The final episode poses a questiom: 'As Queers enter the mainstream, we ask, do we even want to?.'

Zoë Coombs Marr tonight presents her final episode of Queerstralia on ABC.

It’s the Bicentenary. Expo 88. Australia’s stepping onto the world stage, and Hawkey calling your boss a bum. As the 20th century closes Australia presents itself as strong, prosperous, confident, egalitarian and reconciled. But not everyone is welcome in the picture.

This episode looks at how Queer people jostled for space and representation, eventually finding our own place within society. It documents the ways that communities coalesced during the AIDS era, coming together to support each other. It covers the various experiences and challenges of multicultural Queerdom and includes histories of Coming Out and Same Sex Marriage, charting the evolution of acceptance. It spends up big with the Pink Dollar, floats through four and a half decades of the Mardi Gras, and takes the viewer on a journey through onscreen Queer representation in Australian film and television.
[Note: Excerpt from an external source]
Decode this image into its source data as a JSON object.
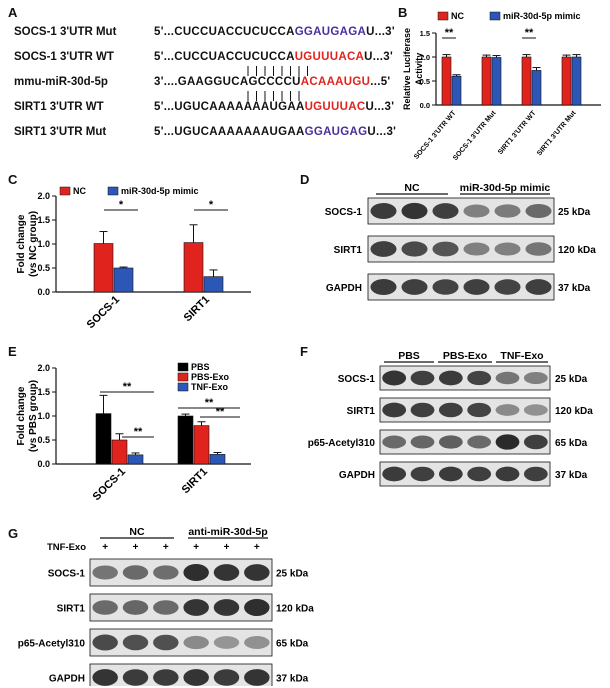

As Queers enter the mainstream, we ask, do we even want to? We talk separatism, communes, and take a trip to Faerieland to visit the Radical Faeries. We squeeze in 21st century issues around Safe Schools, trans kids and the rise of the Queer family. We finish by considering what it is to be Queer in 2023. Where do we fit in, and should we? And if Queers assimilate fully into the broader community, will we still be Queer?

8:30pm Tuesday on ABC.

One Response

  1. Applause to the ABC, Zoe Coombs Marr and each and every participant for doing this gem of a show. It’s been informative, funny, sad and entertaining and I’ve love it. I was taught from a very young age to accept people for who they are not what they are regardless of race, gender, religion or colour and I’ve made sure throughout my life I have honoured my parents wishes to accept people for just being themselves. My parents often quoted “Be yourself everyone else is already taken” (identity and appearance) by Oscar Wilde. Oh how…. True!